Nii Kwate Owoo, a celebrated Ghanaian film-maker who was once on the rite in Kumasi on 1 Would possibly, made his identify within the Nineteen Seventies together with his documentary You Cover Me, which lambasts the British Museum for hoarding African treasures.
“An armed robber comes into your house, mows down your family and grabs your valuables, and comes back later and says: ‘OK, you’re making noises, I’ll give this back as a loan!’” Mr Owoo instructed me, deeply unimpressed by means of the British phrases.
Mr Agyeman-Duah understands those feelings – his personal great-grandfather was once exiled by means of the British throughout the Anglo-Asante wars – however is assured the Asantehene selected the appropriate trail.
“We’ve been talking about this for 50 years, and nothing happened… if we couldn’t find a middle way, we’d have just continued with this stalemate,” he argues.

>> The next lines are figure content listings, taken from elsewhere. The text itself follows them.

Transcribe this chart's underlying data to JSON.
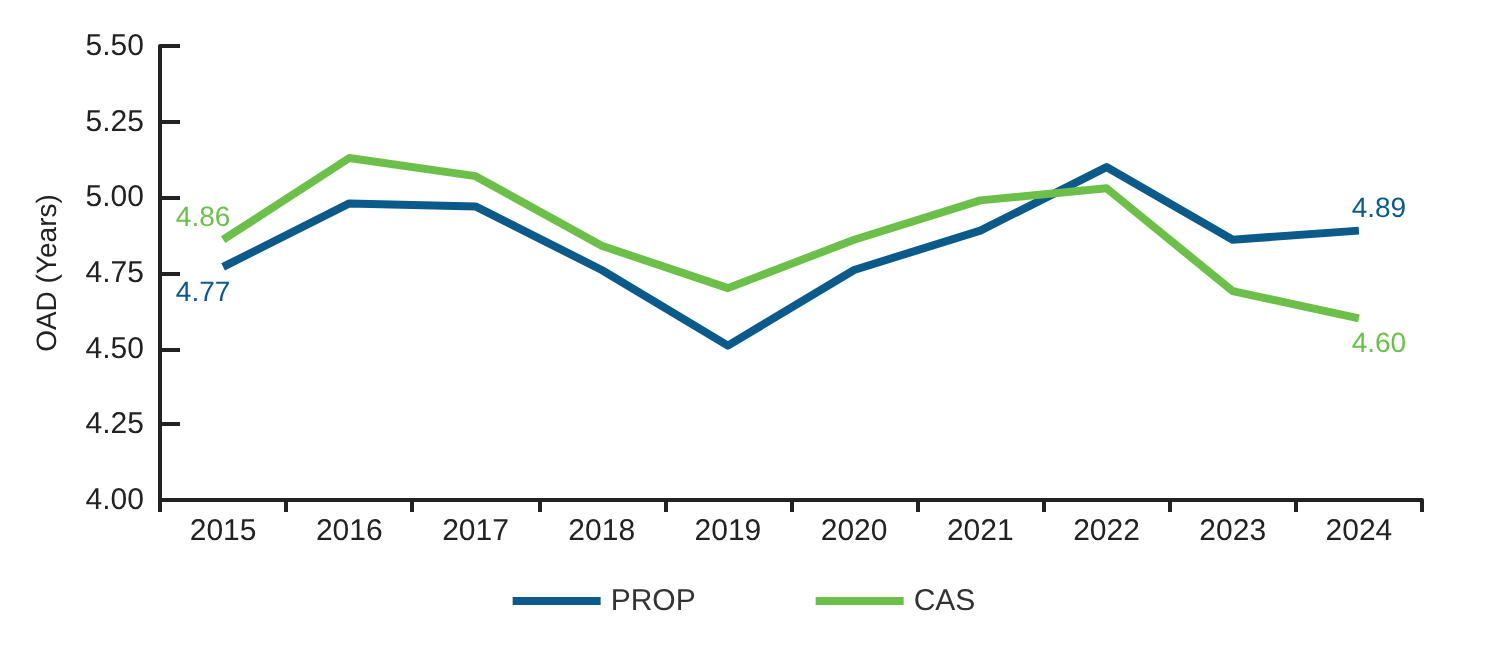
{
  "chart_data": {
    "type": "line",
    "ylabel": "OAD (Years)",
    "categories": [
      "2015",
      "2016",
      "2017",
      "2018",
      "2019",
      "2020",
      "2021",
      "2022",
      "2023",
      "2024"
    ],
    "series": [
      {
        "name": "PROP",
        "color": "#0b5a8a",
        "values": [
          4.77,
          4.98,
          4.97,
          4.76,
          4.51,
          4.76,
          4.89,
          5.1,
          4.86,
          4.89
        ],
        "value_labels": [
          "4.77",
          null,
          null,
          null,
          null,
          null,
          null,
          null,
          null,
          "4.89"
        ]
      },
      {
        "name": "CAS",
        "color": "#6cc04a",
        "values": [
          4.86,
          5.13,
          5.07,
          4.84,
          4.7,
          4.86,
          4.99,
          5.03,
          4.69,
          4.6
        ],
        "value_labels": [
          "4.86",
          null,
          null,
          null,
          null,
          null,
          null,
          null,
          null,
          "4.60"
        ]
      }
    ],
    "ylim": [
      4.0,
      5.5
    ],
    "yticks": [
      {
        "value": 4.0,
        "label": "4.00"
      },
      {
        "value": 4.25,
        "label": "4.25"
      },
      {
        "value": 4.5,
        "label": "4.50"
      },
      {
        "value": 4.75,
        "label": "4.75"
      },
      {
        "value": 5.0,
        "label": "5.00"
      },
      {
        "value": 5.25,
        "label": "5.25"
      },
      {
        "value": 5.5,
        "label": "5.50"
      }
    ],
    "grid": false,
    "legend": "bottom",
    "marker": "none",
    "line_style": "solid"
  }
}
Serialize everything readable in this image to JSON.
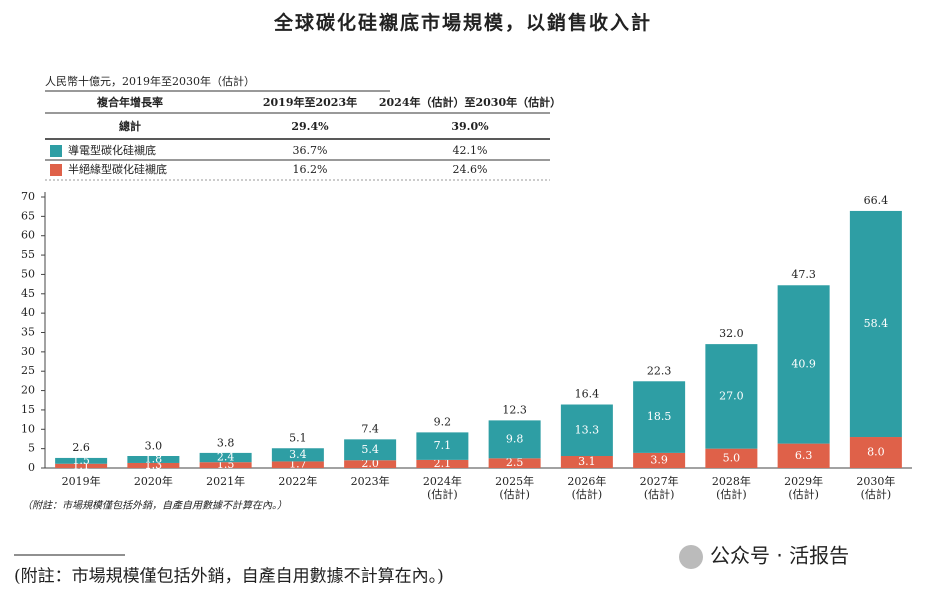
{
  "chart_data": {
    "type": "stacked_bar",
    "title": "全球碳化硅襯底市場規模，以銷售收入計",
    "unit_note": "人民幣十億元，2019年至2030年（估計）",
    "cagr_table": {
      "header": [
        "複合年增長率",
        "2019年至2023年",
        "2024年（估計）至2030年（估計）"
      ],
      "total_row": [
        "總計",
        "29.4%",
        "39.0%"
      ],
      "series_rows": [
        [
          "36.7%",
          "42.1%"
        ],
        [
          "16.2%",
          "24.6%"
        ]
      ]
    },
    "categories": [
      [
        "2019年"
      ],
      [
        "2020年"
      ],
      [
        "2021年"
      ],
      [
        "2022年"
      ],
      [
        "2023年"
      ],
      [
        "2024年",
        "(估計)"
      ],
      [
        "2025年",
        "(估計)"
      ],
      [
        "2026年",
        "(估計)"
      ],
      [
        "2027年",
        "(估計)"
      ],
      [
        "2028年",
        "(估計)"
      ],
      [
        "2029年",
        "(估計)"
      ],
      [
        "2030年",
        "(估計)"
      ]
    ],
    "series": [
      {
        "name": "半絕緣型碳化硅襯底",
        "color": "#df6149",
        "values": [
          1.1,
          1.3,
          1.5,
          1.7,
          2.0,
          2.1,
          2.5,
          3.1,
          3.9,
          5.0,
          6.3,
          8.0
        ],
        "value_labels": [
          "1.1",
          "1.3",
          "1.5",
          "1.7",
          "2.0",
          "2.1",
          "2.5",
          "3.1",
          "3.9",
          "5.0",
          "6.3",
          "8.0"
        ]
      },
      {
        "name": "導電型碳化硅襯底",
        "color": "#2e9ea4",
        "values": [
          1.5,
          1.8,
          2.4,
          3.4,
          5.4,
          7.1,
          9.8,
          13.3,
          18.5,
          27.0,
          40.9,
          58.4
        ],
        "value_labels": [
          "1.5",
          "1.8",
          "2.4",
          "3.4",
          "5.4",
          "7.1",
          "9.8",
          "13.3",
          "18.5",
          "27.0",
          "40.9",
          "58.4"
        ]
      }
    ],
    "totals": {
      "values": [
        2.6,
        3.0,
        3.8,
        5.1,
        7.4,
        9.2,
        12.3,
        16.4,
        22.3,
        32.0,
        47.3,
        66.4
      ],
      "value_labels": [
        "2.6",
        "3.0",
        "3.8",
        "5.1",
        "7.4",
        "9.2",
        "12.3",
        "16.4",
        "22.3",
        "32.0",
        "47.3",
        "66.4"
      ]
    },
    "ylim": [
      0,
      70
    ],
    "yticks": [
      0,
      5,
      10,
      15,
      20,
      25,
      30,
      35,
      40,
      45,
      50,
      55,
      60,
      65,
      70
    ],
    "chart_note": "（附註：市場規模僅包括外銷，自產自用數據不計算在內。）",
    "footnote": "(附註：市場規模僅包括外銷，自產自用數據不計算在內。)",
    "watermark": "公众号 · 活报告"
  }
}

There are perceivable similarities between the British pillaging of Kumasi and some other infamous episode in West African colonial historical past – the sacking of the palace of the king, or Oba, in Benin Town in 1897, in what’s lately Edo Condition, southern Nigeria.
That was once when the British took the Benin Bronzes – 1000’s of brass castings and ivory carvings – that are at the leading edge of the talk round looted artefacts in Western museums.
Nigeria has had some good fortune in its marketing campaign for the go back of the bronzes.
In 2022 the German govt introduced the switch of possession of a few 1,000 Benin Bronzes.
Germany’s Overseas Minister Annalena Baerbock flew to Nigeria’s capital, Abuja, and passed over 22 of probably the most impressive items to the Nigerian govt.
She mentioned it was once “a step that was long overdue”.